In the mid-sixties musical artist, poet and punk icon Patti Smith and photographer Robert Mapplethorpe, still in their teens, are strolling through Washington Square on a sunny Sunday afternoon. Seeing them, a tourist lady turns to her husband saying, “Look, they’re artists!” Her husband replies, “Aw, they’re just kids.” Thus comes the title of this National Book Award-winning memoir of Smith and Mapplethorpe’s friendship, love, and their fierce artistic alliance. Immensely entertaining and chock full of anecdotes from the fabled young avant-garde of New York of that era, Just Kids, is nonetheless a deeply intimate portrayal of a struggle to survive, to eat, to sleep inside, and to advance their art.

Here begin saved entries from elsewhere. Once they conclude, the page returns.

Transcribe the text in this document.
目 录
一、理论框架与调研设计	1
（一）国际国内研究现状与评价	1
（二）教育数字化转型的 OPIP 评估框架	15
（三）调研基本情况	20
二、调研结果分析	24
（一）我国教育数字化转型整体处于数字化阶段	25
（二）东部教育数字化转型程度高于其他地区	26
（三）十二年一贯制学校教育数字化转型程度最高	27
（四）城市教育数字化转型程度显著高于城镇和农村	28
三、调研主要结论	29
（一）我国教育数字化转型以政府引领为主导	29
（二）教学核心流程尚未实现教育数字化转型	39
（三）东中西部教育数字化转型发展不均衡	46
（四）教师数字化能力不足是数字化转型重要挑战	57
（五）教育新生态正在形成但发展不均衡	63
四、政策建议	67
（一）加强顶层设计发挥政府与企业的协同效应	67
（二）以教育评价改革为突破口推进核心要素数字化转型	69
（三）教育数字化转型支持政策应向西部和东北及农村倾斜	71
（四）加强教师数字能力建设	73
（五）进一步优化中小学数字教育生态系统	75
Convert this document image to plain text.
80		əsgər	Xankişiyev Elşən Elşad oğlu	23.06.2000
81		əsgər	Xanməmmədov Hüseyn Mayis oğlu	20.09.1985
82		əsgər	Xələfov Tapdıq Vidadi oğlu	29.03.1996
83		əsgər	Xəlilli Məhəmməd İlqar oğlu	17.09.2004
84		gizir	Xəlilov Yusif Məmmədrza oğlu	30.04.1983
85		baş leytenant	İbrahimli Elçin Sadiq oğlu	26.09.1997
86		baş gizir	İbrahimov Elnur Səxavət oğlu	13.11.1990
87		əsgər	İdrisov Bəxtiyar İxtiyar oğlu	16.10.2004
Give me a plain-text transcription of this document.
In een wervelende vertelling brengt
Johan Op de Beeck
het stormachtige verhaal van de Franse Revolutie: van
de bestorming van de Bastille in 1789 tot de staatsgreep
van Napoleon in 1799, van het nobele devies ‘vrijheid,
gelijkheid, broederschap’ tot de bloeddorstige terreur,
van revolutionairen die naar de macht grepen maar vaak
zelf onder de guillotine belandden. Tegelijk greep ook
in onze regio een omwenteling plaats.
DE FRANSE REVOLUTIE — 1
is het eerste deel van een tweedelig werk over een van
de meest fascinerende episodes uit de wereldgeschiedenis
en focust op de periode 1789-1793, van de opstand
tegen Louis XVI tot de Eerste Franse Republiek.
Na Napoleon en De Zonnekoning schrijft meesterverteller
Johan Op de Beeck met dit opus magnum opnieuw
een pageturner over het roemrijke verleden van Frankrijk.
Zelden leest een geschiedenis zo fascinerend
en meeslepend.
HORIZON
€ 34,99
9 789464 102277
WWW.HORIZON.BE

Reading Just Kids, we hang out with Patti and Robert at Max’s Kansas City, perform before Andy Warhol at the early CBGB and live at the Chelsea Hotel. Allen Ginsburg makes a play for Smith at the automat, thinking she’s a young man. She has an affair with Sam Shepard and doesn’t even know his name. Robert spends hours at the mirror developing his look for an evening out. She makes some money reselling books. He hustles.
Another meaning, a secondary meaning, can be taken from the book title. “Just” can mean “merely,” but it can also mean “morally right and true,” an odd association with the scandalous Mapplethorpe, but apt in their dedication to their own, and each other’s art. Even with all their adventures Patti and Robert are continuously drawing, writing, photographing, performing, and making—weighing every nickel spent on needed art supplies.
Just Kids is a personal story of two destitute young heroes in a legendary time and place who prevail with and through one another.